The unlikely winner angle isn't that bad for golf -- Do you know what is cool about this game? That Tiger Woods can be going for a third major win in a row and the guy he can't seem to shake until the last moment is someone named Bob May. And then years later, Tiger can't overcome guys named Rich Beem or Y.E. Yang, and while we tend to root for the guy going for history, this event brings out the randoms, and that is a unique part to this championship (don't get me wrong, we all know about the likes of Steve Jones and Ben Curtis, but the PGA sure seems to create the unknown winner at a higher rate than any other majors).
While Shaun Micheel winning isn't going to sell out newsstands, the idea of an unknown like that beating the best in the world is great for the underdog in us all.
The Wanamaker Trophy is awesome -- Just look how big that thing is? That would really make for a solid centerpiece in your trophy room.
The drama is just as high as any other major -- The PGA Championship might not have the hype heading in of the other majors, but come Sunday it is just as high, if not higher, than any of the other three.
Just take a second to look at the last five PGA Championships if you want drama. Last year we had Rory going for history, still cool if you don't mind a potential legend adding a second blowout to his major resume. The year before that was Keegan Bradley making clutch putt after clutch putt to beat Jason Dufner in a playoff, and just three years ago was that ridiculous "bunker that wasn't a bunker" situation with Dustin Johnson.

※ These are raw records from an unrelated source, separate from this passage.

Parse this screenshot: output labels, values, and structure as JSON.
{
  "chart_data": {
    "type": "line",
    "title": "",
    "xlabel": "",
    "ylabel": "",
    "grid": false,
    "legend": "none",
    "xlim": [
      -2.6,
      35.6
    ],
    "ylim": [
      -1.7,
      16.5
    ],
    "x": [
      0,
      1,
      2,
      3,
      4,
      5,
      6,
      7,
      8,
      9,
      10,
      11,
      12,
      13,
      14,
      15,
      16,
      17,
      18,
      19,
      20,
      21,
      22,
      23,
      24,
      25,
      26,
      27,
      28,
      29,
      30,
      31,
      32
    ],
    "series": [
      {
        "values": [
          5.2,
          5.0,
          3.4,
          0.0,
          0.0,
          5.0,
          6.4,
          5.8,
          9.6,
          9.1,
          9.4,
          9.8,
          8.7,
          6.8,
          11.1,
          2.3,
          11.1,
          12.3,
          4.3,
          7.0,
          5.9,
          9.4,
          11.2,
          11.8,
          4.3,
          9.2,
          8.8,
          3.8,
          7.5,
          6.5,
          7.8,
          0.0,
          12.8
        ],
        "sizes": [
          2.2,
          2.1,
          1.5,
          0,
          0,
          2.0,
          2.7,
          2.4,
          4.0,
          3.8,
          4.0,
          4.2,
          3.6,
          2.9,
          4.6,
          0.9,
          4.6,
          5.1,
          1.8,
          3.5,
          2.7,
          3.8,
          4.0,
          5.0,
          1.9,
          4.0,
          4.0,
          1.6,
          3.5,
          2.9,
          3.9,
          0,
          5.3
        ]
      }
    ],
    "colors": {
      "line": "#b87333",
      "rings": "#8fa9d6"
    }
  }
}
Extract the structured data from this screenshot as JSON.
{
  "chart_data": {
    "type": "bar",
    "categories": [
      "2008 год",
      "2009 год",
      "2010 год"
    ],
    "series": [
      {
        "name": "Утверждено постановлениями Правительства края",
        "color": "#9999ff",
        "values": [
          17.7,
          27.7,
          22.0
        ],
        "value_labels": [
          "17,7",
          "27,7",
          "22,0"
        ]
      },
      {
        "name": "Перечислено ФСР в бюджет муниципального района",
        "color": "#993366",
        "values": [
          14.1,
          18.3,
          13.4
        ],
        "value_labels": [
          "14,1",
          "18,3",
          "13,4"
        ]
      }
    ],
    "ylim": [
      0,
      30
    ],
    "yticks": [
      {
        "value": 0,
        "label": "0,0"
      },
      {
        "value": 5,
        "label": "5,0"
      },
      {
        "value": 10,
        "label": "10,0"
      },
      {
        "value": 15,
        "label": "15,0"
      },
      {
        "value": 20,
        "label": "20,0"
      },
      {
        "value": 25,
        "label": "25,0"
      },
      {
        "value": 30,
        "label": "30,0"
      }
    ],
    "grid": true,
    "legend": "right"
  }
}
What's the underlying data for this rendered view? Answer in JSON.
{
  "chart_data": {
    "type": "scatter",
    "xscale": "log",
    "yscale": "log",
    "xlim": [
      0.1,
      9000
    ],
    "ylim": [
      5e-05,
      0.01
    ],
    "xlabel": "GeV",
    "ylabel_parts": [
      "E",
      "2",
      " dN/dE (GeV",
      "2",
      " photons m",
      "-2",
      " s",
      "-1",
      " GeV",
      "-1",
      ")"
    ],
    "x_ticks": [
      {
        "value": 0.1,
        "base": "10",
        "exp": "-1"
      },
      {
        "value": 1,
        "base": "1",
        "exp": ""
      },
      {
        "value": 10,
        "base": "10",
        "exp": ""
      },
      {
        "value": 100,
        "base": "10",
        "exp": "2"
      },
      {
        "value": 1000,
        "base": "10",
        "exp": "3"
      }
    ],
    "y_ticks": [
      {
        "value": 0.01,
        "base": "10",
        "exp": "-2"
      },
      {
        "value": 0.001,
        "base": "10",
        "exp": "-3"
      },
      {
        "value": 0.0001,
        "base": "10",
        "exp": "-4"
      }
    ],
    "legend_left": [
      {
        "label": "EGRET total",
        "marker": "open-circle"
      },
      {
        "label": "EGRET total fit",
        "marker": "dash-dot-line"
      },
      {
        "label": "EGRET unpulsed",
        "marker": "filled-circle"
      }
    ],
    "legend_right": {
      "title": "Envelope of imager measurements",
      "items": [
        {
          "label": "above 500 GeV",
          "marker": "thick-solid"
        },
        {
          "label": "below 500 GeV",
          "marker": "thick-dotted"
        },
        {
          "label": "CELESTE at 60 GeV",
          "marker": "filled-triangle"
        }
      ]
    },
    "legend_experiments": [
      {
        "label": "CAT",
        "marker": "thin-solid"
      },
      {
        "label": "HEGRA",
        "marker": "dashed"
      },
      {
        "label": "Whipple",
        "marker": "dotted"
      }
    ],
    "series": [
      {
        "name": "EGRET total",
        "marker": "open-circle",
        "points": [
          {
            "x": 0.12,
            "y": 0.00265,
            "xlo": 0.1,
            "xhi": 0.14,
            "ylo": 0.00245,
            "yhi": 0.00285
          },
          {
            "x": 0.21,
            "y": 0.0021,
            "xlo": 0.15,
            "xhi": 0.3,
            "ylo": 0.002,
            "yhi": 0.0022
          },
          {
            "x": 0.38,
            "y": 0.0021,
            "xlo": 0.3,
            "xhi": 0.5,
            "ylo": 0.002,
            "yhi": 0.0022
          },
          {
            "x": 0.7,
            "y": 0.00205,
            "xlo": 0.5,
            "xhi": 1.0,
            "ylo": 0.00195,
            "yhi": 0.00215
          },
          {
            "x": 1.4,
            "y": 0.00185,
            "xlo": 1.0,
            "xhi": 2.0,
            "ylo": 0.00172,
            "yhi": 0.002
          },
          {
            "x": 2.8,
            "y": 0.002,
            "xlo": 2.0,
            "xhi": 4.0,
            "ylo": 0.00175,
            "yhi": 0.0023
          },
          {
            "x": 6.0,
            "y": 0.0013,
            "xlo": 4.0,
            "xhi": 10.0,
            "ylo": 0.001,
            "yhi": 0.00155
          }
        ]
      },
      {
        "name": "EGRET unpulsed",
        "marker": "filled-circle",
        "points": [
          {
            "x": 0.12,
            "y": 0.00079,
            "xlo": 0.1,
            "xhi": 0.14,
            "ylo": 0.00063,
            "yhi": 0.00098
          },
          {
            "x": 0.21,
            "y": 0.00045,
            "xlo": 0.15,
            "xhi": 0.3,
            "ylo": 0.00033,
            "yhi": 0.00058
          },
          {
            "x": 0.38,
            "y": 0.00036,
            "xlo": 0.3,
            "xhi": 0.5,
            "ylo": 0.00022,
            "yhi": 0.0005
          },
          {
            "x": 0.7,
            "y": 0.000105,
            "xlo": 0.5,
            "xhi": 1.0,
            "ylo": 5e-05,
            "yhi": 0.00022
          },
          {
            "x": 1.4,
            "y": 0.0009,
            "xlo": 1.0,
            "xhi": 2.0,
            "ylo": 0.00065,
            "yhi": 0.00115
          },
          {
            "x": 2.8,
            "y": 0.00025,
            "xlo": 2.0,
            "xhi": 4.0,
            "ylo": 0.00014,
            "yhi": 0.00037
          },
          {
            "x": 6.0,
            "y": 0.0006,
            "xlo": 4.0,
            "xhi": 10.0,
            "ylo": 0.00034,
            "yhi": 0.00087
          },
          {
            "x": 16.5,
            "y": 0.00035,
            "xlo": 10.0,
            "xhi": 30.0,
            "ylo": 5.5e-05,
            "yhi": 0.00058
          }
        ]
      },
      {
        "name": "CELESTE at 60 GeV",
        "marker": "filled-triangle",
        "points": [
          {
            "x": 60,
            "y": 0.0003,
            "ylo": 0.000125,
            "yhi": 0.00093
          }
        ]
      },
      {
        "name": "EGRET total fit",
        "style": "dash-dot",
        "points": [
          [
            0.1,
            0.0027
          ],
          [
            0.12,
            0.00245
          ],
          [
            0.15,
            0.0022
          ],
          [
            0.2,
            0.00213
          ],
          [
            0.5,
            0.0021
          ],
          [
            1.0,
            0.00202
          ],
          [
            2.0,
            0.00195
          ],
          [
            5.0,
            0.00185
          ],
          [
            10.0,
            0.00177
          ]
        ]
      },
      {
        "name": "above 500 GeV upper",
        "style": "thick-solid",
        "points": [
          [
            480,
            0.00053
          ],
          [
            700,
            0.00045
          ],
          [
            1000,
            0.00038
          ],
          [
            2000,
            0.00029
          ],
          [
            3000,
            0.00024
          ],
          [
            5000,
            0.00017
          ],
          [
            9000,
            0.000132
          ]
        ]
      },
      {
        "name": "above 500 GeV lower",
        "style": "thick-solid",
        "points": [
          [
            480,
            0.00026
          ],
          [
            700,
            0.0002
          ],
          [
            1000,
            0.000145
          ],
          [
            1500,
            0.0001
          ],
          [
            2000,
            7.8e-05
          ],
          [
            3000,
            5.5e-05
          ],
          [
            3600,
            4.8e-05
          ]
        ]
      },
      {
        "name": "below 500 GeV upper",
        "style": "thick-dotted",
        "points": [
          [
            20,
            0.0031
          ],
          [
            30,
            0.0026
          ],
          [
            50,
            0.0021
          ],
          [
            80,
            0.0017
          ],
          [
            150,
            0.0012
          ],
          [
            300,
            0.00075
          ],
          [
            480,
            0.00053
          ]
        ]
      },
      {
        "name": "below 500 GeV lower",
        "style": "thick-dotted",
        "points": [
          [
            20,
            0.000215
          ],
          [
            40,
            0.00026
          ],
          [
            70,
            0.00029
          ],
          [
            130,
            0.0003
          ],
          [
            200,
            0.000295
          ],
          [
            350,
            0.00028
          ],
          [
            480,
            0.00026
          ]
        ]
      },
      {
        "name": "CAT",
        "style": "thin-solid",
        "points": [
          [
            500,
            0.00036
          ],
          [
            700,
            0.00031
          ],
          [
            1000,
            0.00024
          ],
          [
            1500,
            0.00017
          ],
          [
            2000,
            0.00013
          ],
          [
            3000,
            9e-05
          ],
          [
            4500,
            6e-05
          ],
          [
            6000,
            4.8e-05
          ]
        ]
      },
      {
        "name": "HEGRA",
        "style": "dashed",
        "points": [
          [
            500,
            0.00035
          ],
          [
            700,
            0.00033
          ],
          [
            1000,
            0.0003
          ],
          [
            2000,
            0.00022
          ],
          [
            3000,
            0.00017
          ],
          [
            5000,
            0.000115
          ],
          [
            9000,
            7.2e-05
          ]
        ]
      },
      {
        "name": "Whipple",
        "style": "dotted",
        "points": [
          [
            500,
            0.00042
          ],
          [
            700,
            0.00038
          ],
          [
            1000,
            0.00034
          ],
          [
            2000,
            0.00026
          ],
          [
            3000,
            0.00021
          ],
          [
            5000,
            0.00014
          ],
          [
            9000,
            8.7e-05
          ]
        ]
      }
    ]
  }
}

We saw Y.E. Yang hit one of the best hybrids ever on the 72nd hole to close out Tiger Woods, and Padraig Harrington adding a second straight major by squeezing past a red-hot Sergio Garcia in '08.
It's smart that this tournament airs on TNT, because this major knows drama.
It's still a major -- Yep, this one might be obvious, but win this thing and you'll never have to worry about money again. Ask Tom Watson and Arnold Palmer which golf tournament they regret not winning the most and both would say this one, and just because there is no jacket, or entire country behind it doesn't mean it isn't just as tough to win as the other three.